Le tecniche per congelare un cadavere sono diverse, ma quasi tutte puntano ad abbassare la temperatura in modo così rapido da mantenere le cellule in condizioni vitali. Si sa che prima muore l'organismo, poi muoiono gli organi, i tessuti e poi le cellule, quindi lo scopo è crioconservare il numero maggiore questi ultimi in condizioni ottimali.

In questo caso, la ragazzina era malata e ha detto di sperare di "vivere più a lungo", dopo il risveglio.
È uno dei tanti casi in cui si provvede al congelamento del corpo a bassissima temperatura nella speranza che sia possibile mantenere indenni tessuti e cellule per richiamare in vita il soggetto in un futuro in cui si conosceranno terapie per la malattia. Dal punto di vista tecnico, non si può che essere estremamente scettici.

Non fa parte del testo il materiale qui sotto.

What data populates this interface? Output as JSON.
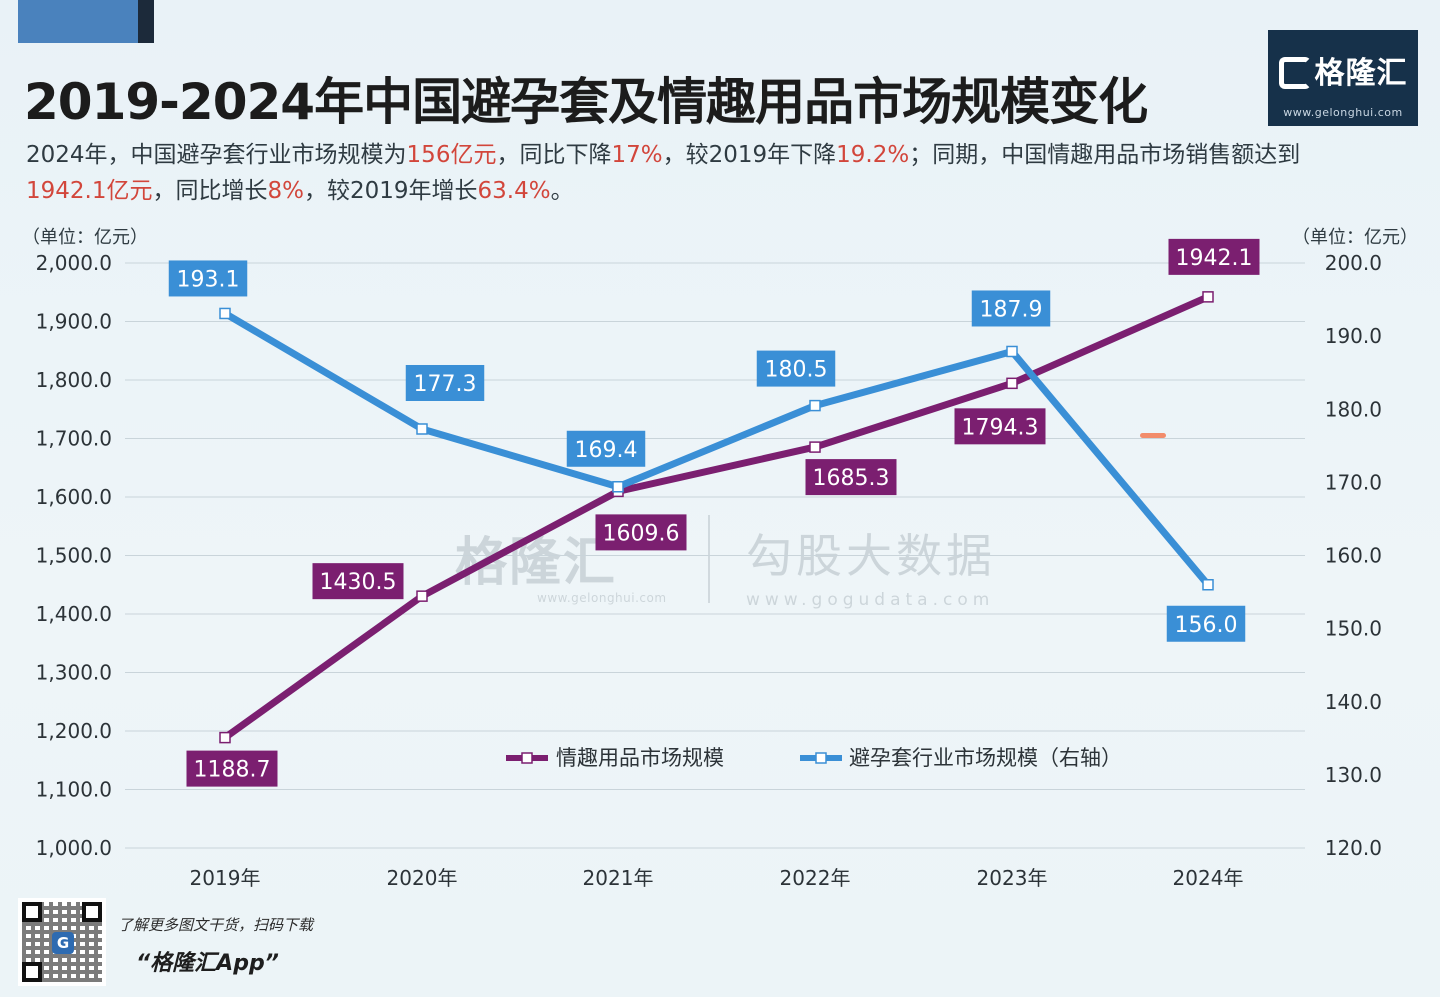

Le cellule non invecchiano, per poter sperare una cosa del genere?
Le cellule sono ancora in vita al momento della morte, quindi se le tecnologie vengono applicate adeguatamente, esse sono conservate ottimamente e per un tempo pressoché indefinito. Esistono gli embrioni crioconservati, le cellule crioconservate, c'è una base scientifica e ogni giorno abbiamo prova di tecniche della massima affidabilità. Ma su un organismo adulto e complesso la questione è più difficile.

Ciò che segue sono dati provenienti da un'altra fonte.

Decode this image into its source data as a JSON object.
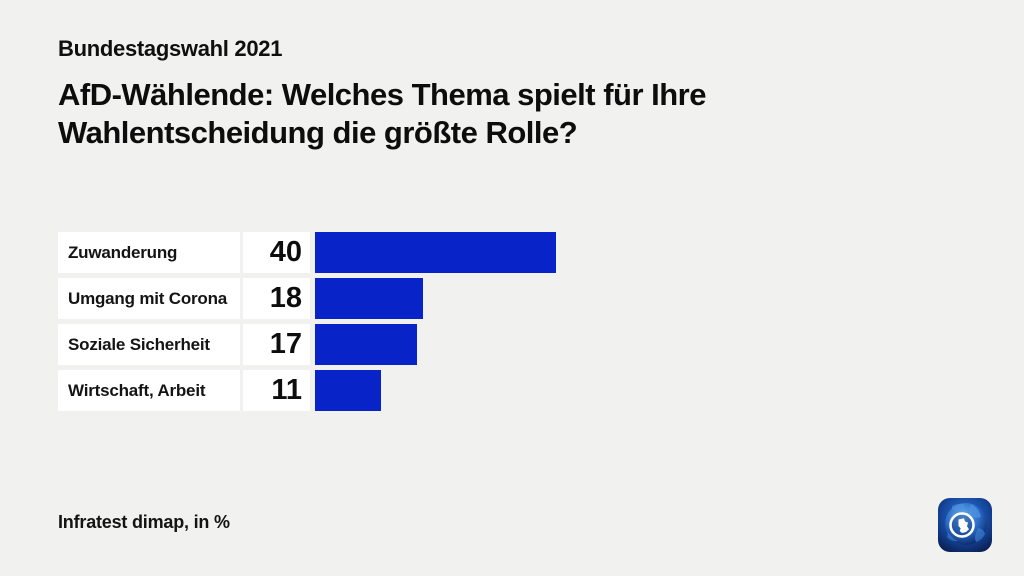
{
  "page": {
    "kicker": "Bundestagswahl 2021",
    "title_line1": "AfD-Wählende: Welches Thema spielt für Ihre",
    "title_line2": "Wahlentscheidung die größte Rolle?",
    "source": "Infratest dimap, in %",
    "logo": "tagesschau-globe-logo"
  },
  "chart_data": {
    "type": "bar",
    "orientation": "horizontal",
    "title": "AfD-Wählende: Welches Thema spielt für Ihre Wahlentscheidung die größte Rolle?",
    "subtitle": "Bundestagswahl 2021",
    "categories": [
      "Zuwanderung",
      "Umgang mit Corona",
      "Soziale Sicherheit",
      "Wirtschaft, Arbeit"
    ],
    "values": [
      40,
      18,
      17,
      11
    ],
    "unit": "%",
    "source": "Infratest dimap, in %",
    "xlim": [
      0,
      40
    ],
    "value_labels_shown": true,
    "grid": false,
    "legend": false,
    "bar_color": "#0823c8"
  },
  "colors": {
    "background": "#f1f1ef",
    "box": "#ffffff",
    "bar": "#0823c8",
    "text": "#0d0d0d"
  }
}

La crioconservazione è una speranza reale?
Sono estremamente scettico e non la consiglierei a nessuno. Mi dispiace, perché il medico dovrebbe sempre dare speranza, ma mi pare che si tratti di attività temerarie. Allo stato attuale delle conoscenze è impossibile richiamare in vita un organismo complesso come lo è un essere umano.

Dal punto di vista umano capisce la speranza dei malati?
Certo. Oggi vengono curate persone che un tempo non non erano curabili, la medicina continua a progredire. La speranza dei malati è assai comprensibile, così come lo è quella dei parenti superstiti.

Ha elle preoccupazioni etiche in proposito?
No. La speranza è l'ultima a morire, si dice. Quando non si può garantire la guarigione del malato, ci si dedica alla cura delle apprensioni dei parenti sopravvissuti.